The State of Hawaii Land Use Commission’s reversion of 1,060 acres from a conditional urban land use classification to the prior agricultural use classification was not an unconstitutional taking because the landowner could still reap economic benefits from the property, the reclassification did not substantially affect the overall valuation or any potential sales, and the landowner should have anticipated reversion for failure to satisfy certain conditions. Bridge Aina Le’a, LLC v. State of Hawaii Land Use Commission, 950 F.3d 610 (2020).
In 1989, the Commission approved the then-owner’s request to convert 1,060 acres of largely vacant and barren, rocky lava-flow land from an agricultural to an urban use classification to accommodate development of a mixed residential community. Twenty-two years later, following numerous unfulfilled representations by various landowners concerning development of the land, the Commission ordered the land’s reversion. The Commission specifically found that the owners had failed to comply, and were unlikely to comply, with a condition of the changed classification requiring completion of 385 affordable housing units.
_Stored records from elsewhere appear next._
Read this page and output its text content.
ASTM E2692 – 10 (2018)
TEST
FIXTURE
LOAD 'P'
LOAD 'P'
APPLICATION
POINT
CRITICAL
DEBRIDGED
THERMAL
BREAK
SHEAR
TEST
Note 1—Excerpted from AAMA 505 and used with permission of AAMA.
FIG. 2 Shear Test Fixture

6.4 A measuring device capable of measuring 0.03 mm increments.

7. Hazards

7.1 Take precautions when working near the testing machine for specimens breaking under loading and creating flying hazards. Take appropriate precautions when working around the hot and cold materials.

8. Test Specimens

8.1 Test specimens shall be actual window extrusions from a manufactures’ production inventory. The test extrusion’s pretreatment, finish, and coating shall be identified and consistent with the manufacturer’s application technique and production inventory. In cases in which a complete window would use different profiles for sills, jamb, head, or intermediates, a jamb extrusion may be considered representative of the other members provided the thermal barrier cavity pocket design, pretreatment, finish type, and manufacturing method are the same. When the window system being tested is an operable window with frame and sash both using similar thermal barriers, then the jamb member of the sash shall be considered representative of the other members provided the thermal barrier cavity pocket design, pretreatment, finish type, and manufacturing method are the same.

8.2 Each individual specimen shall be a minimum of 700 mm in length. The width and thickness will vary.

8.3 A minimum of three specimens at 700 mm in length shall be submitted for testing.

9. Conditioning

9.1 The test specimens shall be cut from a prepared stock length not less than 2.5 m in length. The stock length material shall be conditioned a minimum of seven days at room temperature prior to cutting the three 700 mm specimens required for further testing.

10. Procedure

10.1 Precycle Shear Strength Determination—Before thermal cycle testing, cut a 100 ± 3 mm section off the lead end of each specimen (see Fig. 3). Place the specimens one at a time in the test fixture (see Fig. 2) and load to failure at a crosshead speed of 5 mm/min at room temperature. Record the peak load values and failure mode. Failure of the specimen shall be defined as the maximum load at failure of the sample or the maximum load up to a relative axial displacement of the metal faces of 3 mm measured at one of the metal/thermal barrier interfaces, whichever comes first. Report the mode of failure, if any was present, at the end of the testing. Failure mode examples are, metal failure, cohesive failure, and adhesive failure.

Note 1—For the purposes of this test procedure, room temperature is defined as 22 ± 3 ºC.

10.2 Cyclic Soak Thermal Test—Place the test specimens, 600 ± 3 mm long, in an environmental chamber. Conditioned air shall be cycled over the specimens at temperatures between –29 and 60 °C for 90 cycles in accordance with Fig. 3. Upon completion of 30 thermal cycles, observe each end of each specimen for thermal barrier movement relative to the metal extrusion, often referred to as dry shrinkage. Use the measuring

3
Property owner Bridge Aina Le’a, LLC sued the Commission alleging, among other things, that the reversion constituted an unconstitutional taking. The U.S. Court of Appeals for the Ninth Circuit analyzed the claim under the separate Lucas v. South Carolina Coastal Council, 505 U.S. 1003 (1992) and Penn Central Transportation Company v. City of New York, 438 U.S. 104 (1978) takings tests.
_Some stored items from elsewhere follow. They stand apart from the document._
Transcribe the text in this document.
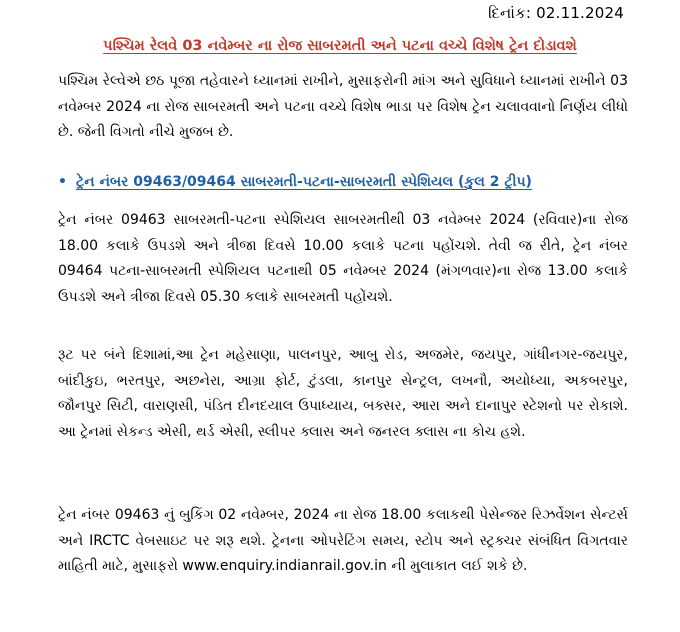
દિનાંક: 02.11.2024
પશ્ચિમ રેલવે 03 નવેમ્બર ના રોજ સાબરમતી અને પટના વચ્ચે વિશેષ ટ્રેન દોડાવશે
પશ્ચિમ રેલ્વેએ છઠ પૂજા તહેવારને ધ્યાનમાં રાખીને, મુસાફરોની માંગ અને સુવિધાને ધ્યાનમાં રાખીને 03 નવેમ્બર 2024 ના રોજ સાબરમતી અને પટના વચ્ચે વિશેષ ભાડા પર વિશેષ ટ્રેન ચલાવવાનો નિર્ણય લીધો છે. જેની વિગતો નીચે મુજબ છે.
• ટ્રેન નંબર 09463/09464 સાબરમતી-પટના-સાબરમતી સ્પેશિયલ (કુલ 2 ટ્રીપ)
ટ્રેન નંબર 09463 સાબરમતી-પટના સ્પેશિયલ સાબરમતીથી 03 નવેમ્બર 2024 (રવિવાર)ના રોજ 18.00 કલાકે ઉપડશે અને ત્રીજા દિવસે 10.00 કલાકે પટના પહોંચશે. તેવી જ રીતે, ટ્રેન નંબર 09464 પટના-સાબરમતી સ્પેશિયલ પટનાથી 05 નવેમ્બર 2024 (મંગળવાર)ના રોજ 13.00 કલાકે ઉપડશે અને ત્રીજા દિવસે 05.30 કલાકે સાબરમતી પહોંચશે.
રૂટ પર બંને દિશામાં,આ ટ્રેન મહેસાણા, પાલનપુર, આબુ રોડ, અજમેર, જયપુર, ગાંધીનગર-જયપુર, બાંદીકુઇ, ભરતપુર, અછનેરા, આગ્રા ફોર્ટ, ટુંડલા, કાનપુર સેન્ટ્રલ, લખનૌ, અયોધ્યા, અકબરપુર, જૌનપુર સિટી, વારાણસી, પંડિત દીનદયાલ ઉપાધ્યાય, બક્સર, આરા અને દાનાપુર સ્ટેશનો પર રોકાશે. આ ટ્રેનમાં સેકન્ડ એસી, થર્ડ એસી, સ્લીપર ક્લાસ અને જનરલ ક્લાસ ના કોચ હશે.
ટ્રેન નંબર 09463 નું બુકિંગ 02 નવેમ્બર, 2024 ના રોજ 18.00 કલાકથી પેસેન્જર રિઝર્વેશન સેન્ટર્સ અને IRCTC વેબસાઇટ પર શરૂ થશે. ટ્રેનના ઓપરેટિંગ સમય, સ્ટોપ અને સ્ટ્રક્ચર સંબંધિત વિગતવાર માહિતી માટે, મુસાફરો www.enquiry.indianrail.gov.in ની મુલાકાત લઈ શકે છે.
Though the court analyzed the facts under both Supreme Court precedents, it explained there is no Lucas takings liability for less than total deprivation of value; where the owner retains some economic benefit, the Penn Central balancing test applies. Bridge’s evidence did not satisfy Lucas because, even under the reversion, the land retained substantial residual value (estimated at over $6 million) and Bridge was permitted to use the land in economically beneficial ways, including through specially permitted uses such as a sewage treatment plant or rock quarrying. Indeed, Bridge’s own witness recognized the land was “good for growing rocks.”
Under the Penn Central test, the court considered the economic impact of the reversion on Bridge, the extent to which the reversion interfered with Bridge’s investment-backed expectations, and the character of the Commission’s action, all of which weighed against a taking. The court took issue with Bridge’s valuation evidence as well as its allegations that the reversion disrupted land sale agreements, ultimately concluding the economic impact was insufficient to constitute a taking. Regarding Bridge’s investment-backed expectations, Bridge was bound by the conditions to the original Commission orders reclassifying the land, which ran with the land and required the landowner to build 385 affordable housing units by a date certain. Bridge was aware of the possibility of reversion for failure to meet those conditions, which it failed to do. Lastly, while government action that singles out a landowner from similarly-situated landowners raises the possibility of a taking, the Commission issued its reversion within the confines of Hawaii’s generally applicable land use reclassification procedure. For all of these reasons, there was no taking under Penn Central.